En lâchant ma main, Imaya souffla :

– Asuna… est ma fille. J’ai conscience de l’importance de sa quête… mais je ne peux pas l’accompagner. Il y a trop à faire ici.

 Elle nous donna le sens profond de cet aveu par l’expression de ses yeux.

 Je me sentis pleine d’empathie envers elle, ainsi qu’Avorian, qui n’avait même pas pu sauver son propre enfant. Ce dernier lui rendit son regard, résolu. Il hocha lentement la tête en une promesse silencieuse. Imaya pouvait compter sur nous.

 Je les observais, émue. Mon ami en ferait une affaire personnelle. Une fois retrouvée, Asuna serait entre de bonnes mains.

 Les Moroshiwas nous indiquèrent le chemin que nous devrions emprunter pour quitter la forêt. Grâce au voyage d’hier, par la lévitation, nous avions bien progressés ; nous nous trouvions désormais proches de la sortie.

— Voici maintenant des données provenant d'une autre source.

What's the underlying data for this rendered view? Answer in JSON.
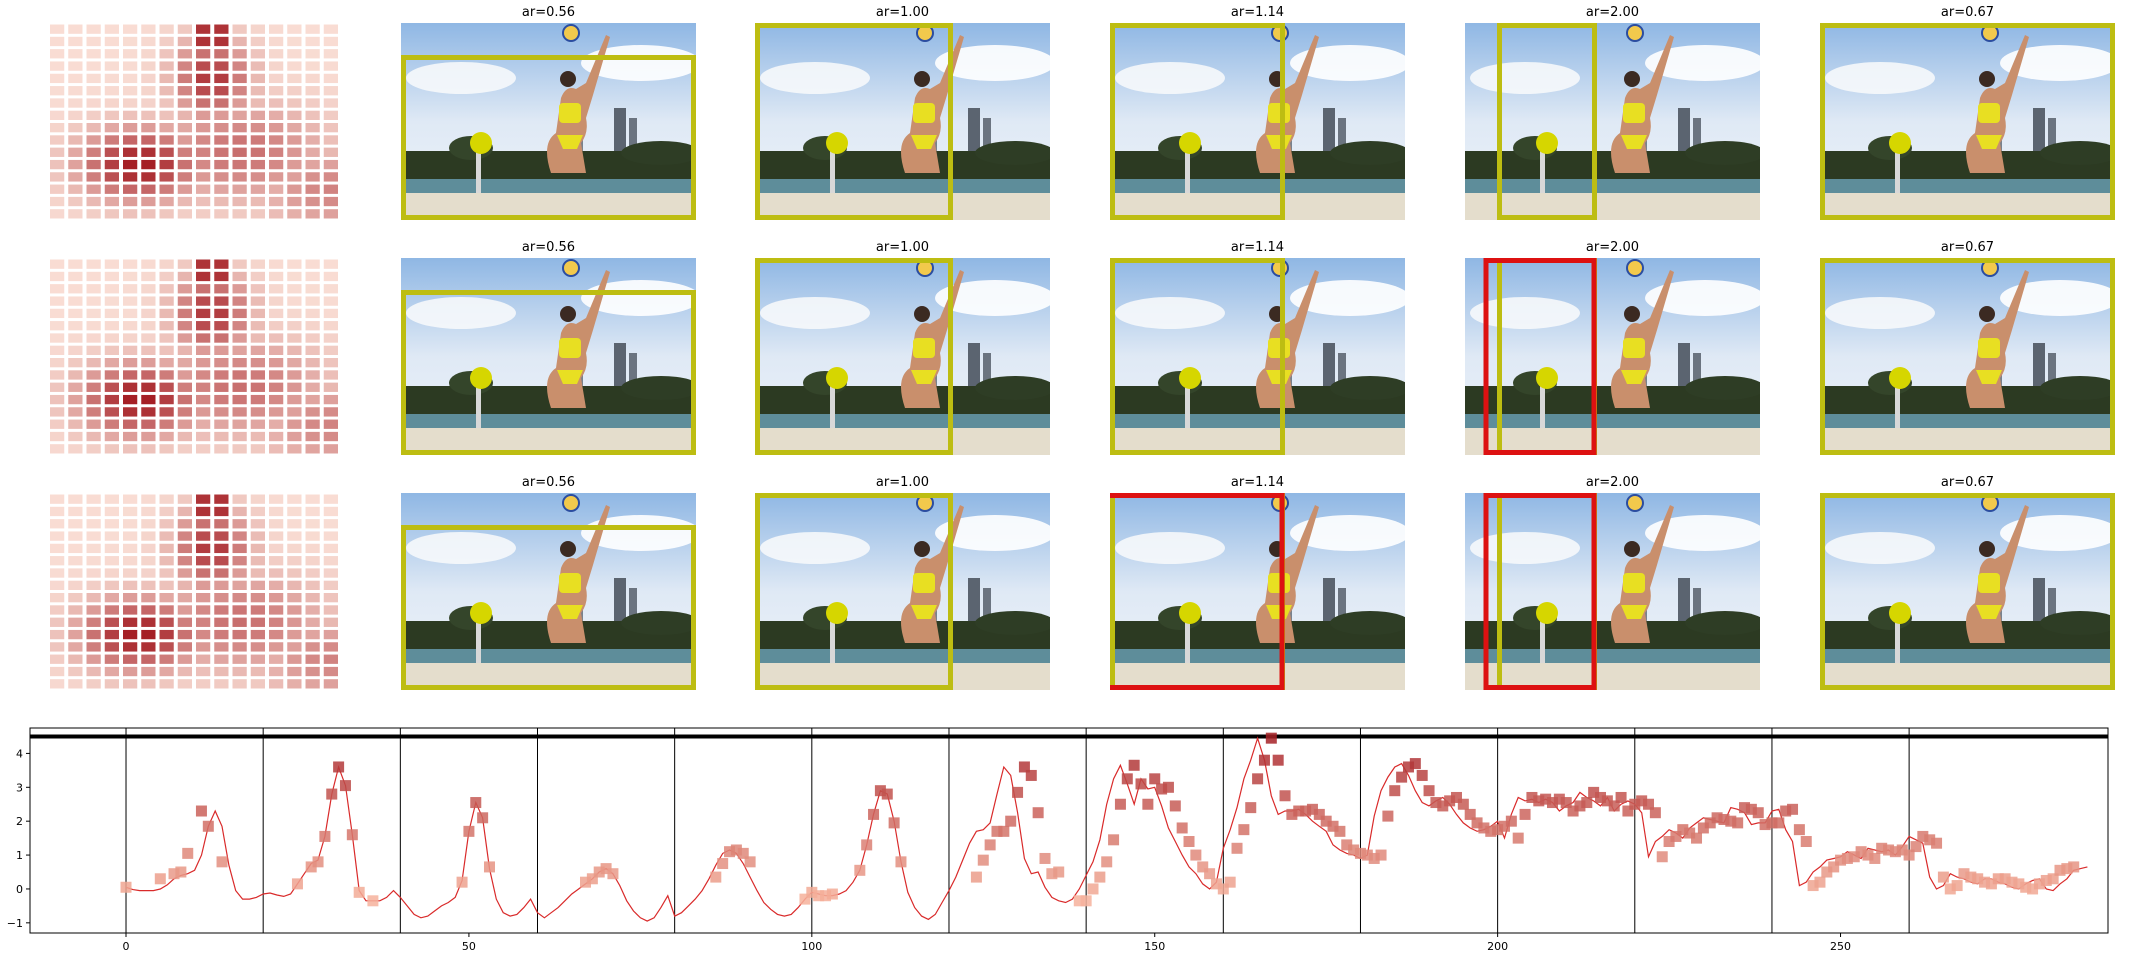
{
  "colors": {
    "box_yellow": "#bdbd12",
    "box_red": "#dd1111",
    "line_red": "#d92a2a",
    "separator": "#000000",
    "ball_yellow": "#d6d600",
    "heat_low": "#fde6dc",
    "heat_high": "#a51f25"
  },
  "rows": [
    {
      "cells": [
        {
          "title": "ar=0.56",
          "red_boxes": 0
        },
        {
          "title": "ar=1.00",
          "red_boxes": 0
        },
        {
          "title": "ar=1.14",
          "red_boxes": 0
        },
        {
          "title": "ar=2.00",
          "red_boxes": 0
        },
        {
          "title": "ar=0.67",
          "red_boxes": 0
        }
      ]
    },
    {
      "cells": [
        {
          "title": "ar=0.56",
          "red_boxes": 0
        },
        {
          "title": "ar=1.00",
          "red_boxes": 0
        },
        {
          "title": "ar=1.14",
          "red_boxes": 0
        },
        {
          "title": "ar=2.00",
          "red_boxes": 1
        },
        {
          "title": "ar=0.67",
          "red_boxes": 0
        }
      ]
    },
    {
      "cells": [
        {
          "title": "ar=0.56",
          "red_boxes": 0
        },
        {
          "title": "ar=1.00",
          "red_boxes": 0
        },
        {
          "title": "ar=1.14",
          "red_boxes": 1
        },
        {
          "title": "ar=2.00",
          "red_boxes": 1
        },
        {
          "title": "ar=0.67",
          "red_boxes": 0
        }
      ]
    }
  ],
  "chart_data": {
    "type": "line",
    "title": "",
    "xlabel": "",
    "ylabel": "",
    "xlim": [
      -14,
      289
    ],
    "ylim": [
      -1.3,
      4.75
    ],
    "xticks": [
      0,
      50,
      100,
      150,
      200,
      250
    ],
    "yticks": [
      -1,
      0,
      1,
      2,
      3,
      4
    ],
    "threshold_y": 4.5,
    "segment_boundaries": [
      0,
      20,
      40,
      60,
      80,
      100,
      120,
      140,
      160,
      180,
      200,
      220,
      240,
      260
    ],
    "series": [
      {
        "values": [
          0.05,
          -0.02,
          -0.05,
          -0.05,
          -0.05,
          0.0,
          0.12,
          0.3,
          0.4,
          0.45,
          0.55,
          1.0,
          1.85,
          2.3,
          1.85,
          0.7,
          -0.05,
          -0.3,
          -0.3,
          -0.25,
          -0.15,
          -0.12,
          -0.18,
          -0.22,
          -0.15,
          0.15,
          0.45,
          0.75,
          0.85,
          1.55,
          2.8,
          3.6,
          3.05,
          1.6,
          -0.05,
          -0.35,
          -0.35,
          -0.35,
          -0.25,
          -0.05,
          -0.25,
          -0.5,
          -0.75,
          -0.85,
          -0.8,
          -0.65,
          -0.5,
          -0.4,
          -0.25,
          0.25,
          1.7,
          2.55,
          2.1,
          0.6,
          -0.3,
          -0.7,
          -0.8,
          -0.75,
          -0.55,
          -0.3,
          -0.7,
          -0.85,
          -0.7,
          -0.55,
          -0.35,
          -0.15,
          0.0,
          0.15,
          0.3,
          0.5,
          0.6,
          0.45,
          0.1,
          -0.35,
          -0.65,
          -0.85,
          -0.95,
          -0.85,
          -0.55,
          -0.2,
          -0.8,
          -0.7,
          -0.5,
          -0.3,
          -0.05,
          0.3,
          0.7,
          1.05,
          1.15,
          1.05,
          0.75,
          0.35,
          -0.05,
          -0.4,
          -0.6,
          -0.75,
          -0.8,
          -0.75,
          -0.55,
          -0.3,
          -0.1,
          -0.15,
          -0.2,
          -0.2,
          -0.15,
          -0.05,
          0.2,
          0.55,
          1.3,
          2.2,
          2.9,
          2.8,
          2.0,
          0.8,
          -0.1,
          -0.55,
          -0.8,
          -0.9,
          -0.75,
          -0.4,
          -0.05,
          0.35,
          0.85,
          1.35,
          1.7,
          1.75,
          1.95,
          2.8,
          3.6,
          3.35,
          2.25,
          0.9,
          0.45,
          0.5,
          0.05,
          -0.25,
          -0.35,
          -0.4,
          -0.3,
          0.0,
          0.4,
          0.8,
          1.45,
          2.5,
          3.25,
          3.65,
          3.1,
          2.5,
          3.25,
          2.95,
          3.0,
          2.45,
          1.8,
          1.4,
          1.0,
          0.65,
          0.45,
          0.15,
          0.0,
          0.2,
          1.2,
          1.75,
          2.4,
          3.25,
          3.8,
          4.45,
          3.8,
          2.75,
          2.2,
          2.3,
          2.3,
          2.35,
          2.2,
          2.0,
          1.85,
          1.7,
          1.3,
          1.15,
          1.05,
          1.0,
          0.9,
          1.0,
          2.15,
          2.9,
          3.3,
          3.6,
          3.7,
          3.35,
          2.9,
          2.55,
          2.45,
          2.6,
          2.7,
          2.5,
          2.2,
          1.95,
          1.8,
          1.7,
          1.75,
          1.85,
          2.0,
          1.5,
          2.2,
          2.7,
          2.6,
          2.65,
          2.55,
          2.65,
          2.55,
          2.3,
          2.45,
          2.55,
          2.85,
          2.7,
          2.6,
          2.45,
          2.7,
          2.3,
          2.5,
          2.6,
          2.5,
          2.25,
          0.95,
          1.4,
          1.55,
          1.75,
          1.65,
          1.5,
          1.8,
          1.95,
          2.1,
          2.05,
          2.0,
          1.95,
          2.4,
          2.35,
          2.25,
          1.9,
          1.95,
          1.95,
          2.3,
          2.35,
          1.75,
          1.4,
          0.1,
          0.2,
          0.5,
          0.65,
          0.85,
          0.9,
          0.95,
          1.1,
          1.0,
          0.9,
          1.2,
          1.15,
          1.1,
          1.15,
          1.0,
          1.25,
          1.55,
          1.45,
          1.35,
          0.35,
          0.0,
          0.1,
          0.45,
          0.35,
          0.3,
          0.2,
          0.15,
          0.3,
          0.3,
          0.2,
          0.15,
          0.05,
          0.0,
          0.15,
          0.25,
          0.3,
          0.0,
          -0.05,
          0.15,
          0.3,
          0.55,
          0.6,
          0.65
        ],
        "markers": [
          [
            0,
            0.05
          ],
          [
            5,
            0.3
          ],
          [
            7,
            0.45
          ],
          [
            8,
            0.5
          ],
          [
            9,
            1.05
          ],
          [
            11,
            2.3
          ],
          [
            12,
            1.85
          ],
          [
            14,
            0.8
          ],
          [
            25,
            0.15
          ],
          [
            27,
            0.65
          ],
          [
            28,
            0.8
          ],
          [
            29,
            1.55
          ],
          [
            30,
            2.8
          ],
          [
            31,
            3.6
          ],
          [
            32,
            3.05
          ],
          [
            33,
            1.6
          ],
          [
            34,
            -0.1
          ],
          [
            36,
            -0.35
          ],
          [
            49,
            0.2
          ],
          [
            50,
            1.7
          ],
          [
            51,
            2.55
          ],
          [
            52,
            2.1
          ],
          [
            53,
            0.65
          ],
          [
            67,
            0.2
          ],
          [
            68,
            0.3
          ],
          [
            69,
            0.5
          ],
          [
            70,
            0.6
          ],
          [
            71,
            0.45
          ],
          [
            86,
            0.35
          ],
          [
            87,
            0.75
          ],
          [
            88,
            1.1
          ],
          [
            89,
            1.15
          ],
          [
            90,
            1.05
          ],
          [
            91,
            0.8
          ],
          [
            99,
            -0.3
          ],
          [
            100,
            -0.1
          ],
          [
            101,
            -0.2
          ],
          [
            102,
            -0.2
          ],
          [
            103,
            -0.15
          ],
          [
            107,
            0.55
          ],
          [
            108,
            1.3
          ],
          [
            109,
            2.2
          ],
          [
            110,
            2.9
          ],
          [
            111,
            2.8
          ],
          [
            112,
            1.95
          ],
          [
            113,
            0.8
          ],
          [
            124,
            0.35
          ],
          [
            125,
            0.85
          ],
          [
            126,
            1.3
          ],
          [
            127,
            1.7
          ],
          [
            128,
            1.7
          ],
          [
            129,
            2.0
          ],
          [
            130,
            2.85
          ],
          [
            131,
            3.6
          ],
          [
            132,
            3.35
          ],
          [
            133,
            2.25
          ],
          [
            134,
            0.9
          ],
          [
            135,
            0.45
          ],
          [
            136,
            0.5
          ],
          [
            139,
            -0.35
          ],
          [
            140,
            -0.35
          ],
          [
            141,
            0.0
          ],
          [
            142,
            0.35
          ],
          [
            143,
            0.8
          ],
          [
            144,
            1.45
          ],
          [
            145,
            2.5
          ],
          [
            146,
            3.25
          ],
          [
            147,
            3.65
          ],
          [
            148,
            3.1
          ],
          [
            149,
            2.5
          ],
          [
            150,
            3.25
          ],
          [
            151,
            2.95
          ],
          [
            152,
            3.0
          ],
          [
            153,
            2.45
          ],
          [
            154,
            1.8
          ],
          [
            155,
            1.4
          ],
          [
            156,
            1.0
          ],
          [
            157,
            0.65
          ],
          [
            158,
            0.45
          ],
          [
            159,
            0.15
          ],
          [
            160,
            0.0
          ],
          [
            161,
            0.2
          ],
          [
            162,
            1.2
          ],
          [
            163,
            1.75
          ],
          [
            164,
            2.4
          ],
          [
            165,
            3.25
          ],
          [
            166,
            3.8
          ],
          [
            167,
            4.45
          ],
          [
            168,
            3.8
          ],
          [
            169,
            2.75
          ],
          [
            170,
            2.2
          ],
          [
            171,
            2.3
          ],
          [
            172,
            2.3
          ],
          [
            173,
            2.35
          ],
          [
            174,
            2.2
          ],
          [
            175,
            2.0
          ],
          [
            176,
            1.85
          ],
          [
            177,
            1.7
          ],
          [
            178,
            1.3
          ],
          [
            179,
            1.15
          ],
          [
            180,
            1.05
          ],
          [
            181,
            1.0
          ],
          [
            182,
            0.9
          ],
          [
            183,
            1.0
          ],
          [
            184,
            2.15
          ],
          [
            185,
            2.9
          ],
          [
            186,
            3.3
          ],
          [
            187,
            3.6
          ],
          [
            188,
            3.7
          ],
          [
            189,
            3.35
          ],
          [
            190,
            2.9
          ],
          [
            191,
            2.55
          ],
          [
            192,
            2.45
          ],
          [
            193,
            2.6
          ],
          [
            194,
            2.7
          ],
          [
            195,
            2.5
          ],
          [
            196,
            2.2
          ],
          [
            197,
            1.95
          ],
          [
            198,
            1.8
          ],
          [
            199,
            1.7
          ],
          [
            200,
            1.75
          ],
          [
            201,
            1.85
          ],
          [
            202,
            2.0
          ],
          [
            203,
            1.5
          ],
          [
            204,
            2.2
          ],
          [
            205,
            2.7
          ],
          [
            206,
            2.6
          ],
          [
            207,
            2.65
          ],
          [
            208,
            2.55
          ],
          [
            209,
            2.65
          ],
          [
            210,
            2.55
          ],
          [
            211,
            2.3
          ],
          [
            212,
            2.45
          ],
          [
            213,
            2.55
          ],
          [
            214,
            2.85
          ],
          [
            215,
            2.7
          ],
          [
            216,
            2.6
          ],
          [
            217,
            2.45
          ],
          [
            218,
            2.7
          ],
          [
            219,
            2.3
          ],
          [
            220,
            2.5
          ],
          [
            221,
            2.6
          ],
          [
            222,
            2.5
          ],
          [
            223,
            2.25
          ],
          [
            224,
            0.95
          ],
          [
            225,
            1.4
          ],
          [
            226,
            1.55
          ],
          [
            227,
            1.75
          ],
          [
            228,
            1.65
          ],
          [
            229,
            1.5
          ],
          [
            230,
            1.8
          ],
          [
            231,
            1.95
          ],
          [
            232,
            2.1
          ],
          [
            233,
            2.05
          ],
          [
            234,
            2.0
          ],
          [
            235,
            1.95
          ],
          [
            236,
            2.4
          ],
          [
            237,
            2.35
          ],
          [
            238,
            2.25
          ],
          [
            239,
            1.9
          ],
          [
            240,
            1.95
          ],
          [
            241,
            1.95
          ],
          [
            242,
            2.3
          ],
          [
            243,
            2.35
          ],
          [
            244,
            1.75
          ],
          [
            245,
            1.4
          ],
          [
            246,
            0.1
          ],
          [
            247,
            0.2
          ],
          [
            248,
            0.5
          ],
          [
            249,
            0.65
          ],
          [
            250,
            0.85
          ],
          [
            251,
            0.9
          ],
          [
            252,
            0.95
          ],
          [
            253,
            1.1
          ],
          [
            254,
            1.0
          ],
          [
            255,
            0.9
          ],
          [
            256,
            1.2
          ],
          [
            257,
            1.15
          ],
          [
            258,
            1.1
          ],
          [
            259,
            1.15
          ],
          [
            260,
            1.0
          ],
          [
            261,
            1.25
          ],
          [
            262,
            1.55
          ],
          [
            263,
            1.45
          ],
          [
            264,
            1.35
          ],
          [
            265,
            0.35
          ],
          [
            266,
            0.0
          ],
          [
            267,
            0.1
          ],
          [
            268,
            0.45
          ],
          [
            269,
            0.35
          ],
          [
            270,
            0.3
          ],
          [
            271,
            0.2
          ],
          [
            272,
            0.15
          ],
          [
            273,
            0.3
          ],
          [
            274,
            0.3
          ],
          [
            275,
            0.2
          ],
          [
            276,
            0.15
          ],
          [
            277,
            0.05
          ],
          [
            278,
            0.0
          ],
          [
            279,
            0.15
          ],
          [
            280,
            0.25
          ],
          [
            281,
            0.3
          ],
          [
            282,
            0.55
          ],
          [
            283,
            0.6
          ],
          [
            284,
            0.65
          ]
        ]
      }
    ]
  }
}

 Nos gourdes remplies à ras bord et nos sacs garnis de quelques provisions supplémentaires, nous repartîmes sur les sentiers étroits, le cœur plus léger. Je me rendais compte de la chance que nous avions eue, et ce, tout au long de notre voyage. Nous avions reçu l’aide des fées, d’un Limosien, puis du peuple des Komacs. Nous avions sauvé une Noyrocienne, et rencontré les valeureux Moroshiwas, les guerriers du silence.

 Malgré toutes ces embûches, Orfianne demeurait toujours, à mes yeux, une planète hospitalière.